For the past two and a-half years, he has been living in London and growing the business in the United Kingdom where The Footy Lid, his first product, had featured at rugby test matches at Twickenham.

Speaking from New York yesterday, Mr Caird said his company, Creative Hype Ltd, had expanded its range and now owned intellectual property for 12 product designs in 38 countries.

About one million units had been sold and sports covered now included the likes of baseball, motorsport, motocross, ice hockey and cricket.

''I do feel like we're on the brink of cracking it,'' he said.

Last year, Creative Hype won the ANZ Flying Start business plan competition, which followed success at the Innovate NZ awards where it was highly commended in the marketing and communications category.

His winning business plan for the Flying Start competition focused on taking products to market in the US and the prize package was being used to implement that strategy.

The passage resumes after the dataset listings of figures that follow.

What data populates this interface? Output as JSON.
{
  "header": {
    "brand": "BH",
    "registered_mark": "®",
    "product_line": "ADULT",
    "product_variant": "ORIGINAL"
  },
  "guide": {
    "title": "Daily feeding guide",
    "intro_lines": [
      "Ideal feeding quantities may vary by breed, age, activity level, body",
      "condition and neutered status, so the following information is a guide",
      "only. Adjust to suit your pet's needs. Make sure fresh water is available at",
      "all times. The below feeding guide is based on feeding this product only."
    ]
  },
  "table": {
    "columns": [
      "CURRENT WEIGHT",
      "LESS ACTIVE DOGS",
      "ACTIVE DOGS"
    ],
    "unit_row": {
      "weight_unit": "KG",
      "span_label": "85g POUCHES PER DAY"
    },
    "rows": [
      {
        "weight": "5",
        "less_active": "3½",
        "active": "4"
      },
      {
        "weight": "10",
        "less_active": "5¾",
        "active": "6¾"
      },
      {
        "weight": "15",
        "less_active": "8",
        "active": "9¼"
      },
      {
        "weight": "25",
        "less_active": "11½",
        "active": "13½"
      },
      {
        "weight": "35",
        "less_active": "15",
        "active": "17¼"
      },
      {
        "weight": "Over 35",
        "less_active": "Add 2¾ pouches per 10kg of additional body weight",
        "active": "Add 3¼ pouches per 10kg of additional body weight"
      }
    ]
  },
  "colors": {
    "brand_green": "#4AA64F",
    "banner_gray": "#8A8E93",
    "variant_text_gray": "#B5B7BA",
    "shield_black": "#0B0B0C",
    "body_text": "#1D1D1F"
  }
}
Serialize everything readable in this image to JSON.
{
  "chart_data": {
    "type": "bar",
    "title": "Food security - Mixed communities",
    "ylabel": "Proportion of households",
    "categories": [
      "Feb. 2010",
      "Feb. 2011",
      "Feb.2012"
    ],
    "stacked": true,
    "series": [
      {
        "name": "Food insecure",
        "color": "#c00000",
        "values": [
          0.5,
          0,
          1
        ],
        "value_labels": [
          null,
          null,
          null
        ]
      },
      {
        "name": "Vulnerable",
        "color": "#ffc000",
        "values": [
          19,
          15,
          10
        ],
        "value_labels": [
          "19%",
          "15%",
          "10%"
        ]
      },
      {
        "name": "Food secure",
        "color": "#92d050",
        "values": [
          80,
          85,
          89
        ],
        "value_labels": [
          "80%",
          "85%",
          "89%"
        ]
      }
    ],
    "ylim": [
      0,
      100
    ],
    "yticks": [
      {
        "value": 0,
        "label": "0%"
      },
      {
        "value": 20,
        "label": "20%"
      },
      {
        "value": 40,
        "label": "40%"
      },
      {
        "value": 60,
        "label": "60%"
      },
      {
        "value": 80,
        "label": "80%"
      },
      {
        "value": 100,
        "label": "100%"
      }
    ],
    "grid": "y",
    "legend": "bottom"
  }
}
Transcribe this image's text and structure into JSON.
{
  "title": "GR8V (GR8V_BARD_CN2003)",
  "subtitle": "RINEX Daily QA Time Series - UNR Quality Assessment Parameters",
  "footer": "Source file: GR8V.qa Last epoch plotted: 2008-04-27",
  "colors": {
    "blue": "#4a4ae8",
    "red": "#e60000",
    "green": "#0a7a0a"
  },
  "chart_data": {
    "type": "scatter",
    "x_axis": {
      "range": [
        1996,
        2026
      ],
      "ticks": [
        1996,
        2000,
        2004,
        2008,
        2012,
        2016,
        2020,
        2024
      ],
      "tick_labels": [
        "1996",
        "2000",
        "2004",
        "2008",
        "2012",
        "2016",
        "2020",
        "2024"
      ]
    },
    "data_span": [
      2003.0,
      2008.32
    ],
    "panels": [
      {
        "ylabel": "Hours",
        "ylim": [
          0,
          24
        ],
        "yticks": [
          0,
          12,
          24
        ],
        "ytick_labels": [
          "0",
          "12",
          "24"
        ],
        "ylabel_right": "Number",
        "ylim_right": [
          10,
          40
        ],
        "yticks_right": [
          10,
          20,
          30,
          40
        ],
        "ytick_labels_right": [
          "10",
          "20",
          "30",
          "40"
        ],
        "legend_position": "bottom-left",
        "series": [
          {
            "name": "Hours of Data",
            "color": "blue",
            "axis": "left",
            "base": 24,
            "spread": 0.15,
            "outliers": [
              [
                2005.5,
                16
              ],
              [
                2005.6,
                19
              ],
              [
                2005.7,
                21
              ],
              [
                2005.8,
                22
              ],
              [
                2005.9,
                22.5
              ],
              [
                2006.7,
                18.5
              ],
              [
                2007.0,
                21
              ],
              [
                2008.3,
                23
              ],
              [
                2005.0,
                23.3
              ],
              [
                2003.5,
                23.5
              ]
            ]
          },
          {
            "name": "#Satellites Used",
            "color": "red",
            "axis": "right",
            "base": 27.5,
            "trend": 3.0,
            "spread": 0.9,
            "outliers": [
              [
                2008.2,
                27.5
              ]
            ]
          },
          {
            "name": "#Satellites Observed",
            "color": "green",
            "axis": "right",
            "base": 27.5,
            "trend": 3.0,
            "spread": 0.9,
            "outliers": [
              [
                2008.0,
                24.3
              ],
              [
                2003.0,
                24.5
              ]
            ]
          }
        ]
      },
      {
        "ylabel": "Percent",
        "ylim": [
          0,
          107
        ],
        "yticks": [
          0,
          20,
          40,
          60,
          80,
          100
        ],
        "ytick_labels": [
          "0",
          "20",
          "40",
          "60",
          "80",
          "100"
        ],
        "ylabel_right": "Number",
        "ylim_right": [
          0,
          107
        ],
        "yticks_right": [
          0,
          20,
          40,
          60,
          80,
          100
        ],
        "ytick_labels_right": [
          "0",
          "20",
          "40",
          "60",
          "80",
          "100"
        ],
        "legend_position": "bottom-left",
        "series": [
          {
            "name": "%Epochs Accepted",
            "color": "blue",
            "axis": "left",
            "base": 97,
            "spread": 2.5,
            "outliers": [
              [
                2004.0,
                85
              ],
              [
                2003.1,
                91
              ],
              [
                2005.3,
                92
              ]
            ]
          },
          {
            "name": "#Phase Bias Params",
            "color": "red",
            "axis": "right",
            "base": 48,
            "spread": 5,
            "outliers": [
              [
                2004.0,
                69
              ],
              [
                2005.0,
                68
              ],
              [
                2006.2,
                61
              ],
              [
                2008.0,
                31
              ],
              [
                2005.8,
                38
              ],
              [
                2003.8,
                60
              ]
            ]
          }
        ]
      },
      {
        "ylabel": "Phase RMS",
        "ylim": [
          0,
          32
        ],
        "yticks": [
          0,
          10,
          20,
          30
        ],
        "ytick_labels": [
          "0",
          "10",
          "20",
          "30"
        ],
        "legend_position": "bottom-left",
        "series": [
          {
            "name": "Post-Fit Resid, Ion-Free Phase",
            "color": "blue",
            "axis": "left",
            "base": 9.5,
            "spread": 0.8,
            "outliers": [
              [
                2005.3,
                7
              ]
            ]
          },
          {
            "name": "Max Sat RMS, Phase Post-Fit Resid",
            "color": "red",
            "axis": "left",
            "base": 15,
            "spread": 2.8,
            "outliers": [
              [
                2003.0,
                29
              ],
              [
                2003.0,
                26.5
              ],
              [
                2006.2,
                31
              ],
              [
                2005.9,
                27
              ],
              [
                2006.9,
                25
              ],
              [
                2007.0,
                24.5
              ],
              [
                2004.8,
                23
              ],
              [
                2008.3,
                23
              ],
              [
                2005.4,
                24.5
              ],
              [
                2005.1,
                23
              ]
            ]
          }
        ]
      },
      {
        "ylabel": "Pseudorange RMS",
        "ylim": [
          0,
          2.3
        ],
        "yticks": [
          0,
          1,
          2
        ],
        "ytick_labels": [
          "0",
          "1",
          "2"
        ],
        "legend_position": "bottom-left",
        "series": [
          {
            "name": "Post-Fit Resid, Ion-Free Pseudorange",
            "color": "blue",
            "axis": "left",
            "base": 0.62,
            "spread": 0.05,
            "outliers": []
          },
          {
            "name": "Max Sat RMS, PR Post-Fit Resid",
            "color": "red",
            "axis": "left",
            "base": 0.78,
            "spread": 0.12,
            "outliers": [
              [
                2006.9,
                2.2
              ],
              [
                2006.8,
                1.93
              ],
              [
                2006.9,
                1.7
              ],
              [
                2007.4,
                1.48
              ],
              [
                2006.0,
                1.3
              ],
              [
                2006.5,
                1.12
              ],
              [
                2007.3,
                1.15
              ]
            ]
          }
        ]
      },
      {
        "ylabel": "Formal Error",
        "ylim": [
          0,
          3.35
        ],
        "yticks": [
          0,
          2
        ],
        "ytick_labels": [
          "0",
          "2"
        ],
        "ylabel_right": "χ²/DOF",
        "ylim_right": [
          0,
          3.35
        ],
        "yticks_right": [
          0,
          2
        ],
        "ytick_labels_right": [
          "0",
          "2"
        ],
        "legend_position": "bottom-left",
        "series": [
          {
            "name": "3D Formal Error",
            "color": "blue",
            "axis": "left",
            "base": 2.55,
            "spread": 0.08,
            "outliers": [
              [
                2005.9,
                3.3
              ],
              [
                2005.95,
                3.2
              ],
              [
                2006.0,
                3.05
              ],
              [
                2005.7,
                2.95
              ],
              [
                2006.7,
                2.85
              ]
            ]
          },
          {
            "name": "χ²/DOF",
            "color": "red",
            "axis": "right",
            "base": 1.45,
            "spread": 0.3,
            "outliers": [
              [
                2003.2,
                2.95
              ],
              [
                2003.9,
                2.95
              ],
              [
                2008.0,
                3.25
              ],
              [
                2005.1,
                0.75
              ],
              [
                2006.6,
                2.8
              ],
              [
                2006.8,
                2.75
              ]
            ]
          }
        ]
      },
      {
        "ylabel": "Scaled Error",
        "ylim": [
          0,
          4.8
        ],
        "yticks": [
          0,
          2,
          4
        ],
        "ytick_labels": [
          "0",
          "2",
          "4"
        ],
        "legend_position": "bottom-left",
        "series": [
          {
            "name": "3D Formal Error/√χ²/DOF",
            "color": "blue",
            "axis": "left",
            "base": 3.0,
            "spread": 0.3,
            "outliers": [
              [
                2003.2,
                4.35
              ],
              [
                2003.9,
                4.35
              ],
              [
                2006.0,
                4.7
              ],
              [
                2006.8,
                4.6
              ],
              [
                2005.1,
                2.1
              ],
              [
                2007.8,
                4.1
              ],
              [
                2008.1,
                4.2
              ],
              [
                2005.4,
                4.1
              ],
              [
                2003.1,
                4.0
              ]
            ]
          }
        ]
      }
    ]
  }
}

The initial idea for the company came when Mr Caird was studying in Dunedin and there were assignments on how businesses could leverage off the Rugby World Cup being held in New Zealand in 2011.

Returning home to Christchurch during the holidays, his mother suggested he clean out his wardrobe.

He pulled out some rugby headgear from his secondary school days and put it in the ''kept pile'', thinking he might play again one day.

But then he got thinking about the potential for a promotional product and met a man who specialised in making packaging and boxes.

Mr Caird acknowledged he was ''quite naive'' and thought he would get some World Cup orders, make some money and then probably get a job in marketing.

He met some World Cup sponsors and even though ''everyone loved the product'' the reality was that budgets had been spent.

But the feedback was so good that he started ''plugging away'', starting with rugby and the Super 15 and NPC competitions.

It went from being a ''one-hit wonder'' to something he decided was worth pursuing as a business venture.

Moving to the UK had been a good move as it made sense that the business needed to go to a bigger market.

It was also an excuse to travel the world, he said.

Mr Caird believed the potential in the US to be ''huge'', saying the scope of the sports industry was ''quite scary''.

He was looking to shift to New York, saying that was where many of the big companies had their headquarters, and potentially take on staff in the US.

At the moment, it was just himself and his business partner involved with the company.

Despite some offers, he had not taken on any investors.

It was still a start-up business which had grown organically.

The biggest expense had been intellectually property but that had been funded through revenue generated by the business, he said.

Orders were still received in New Zealand and Mr Caird was working with the likes of the Hurricanes and the Blues rugby teams, and also the Warriors.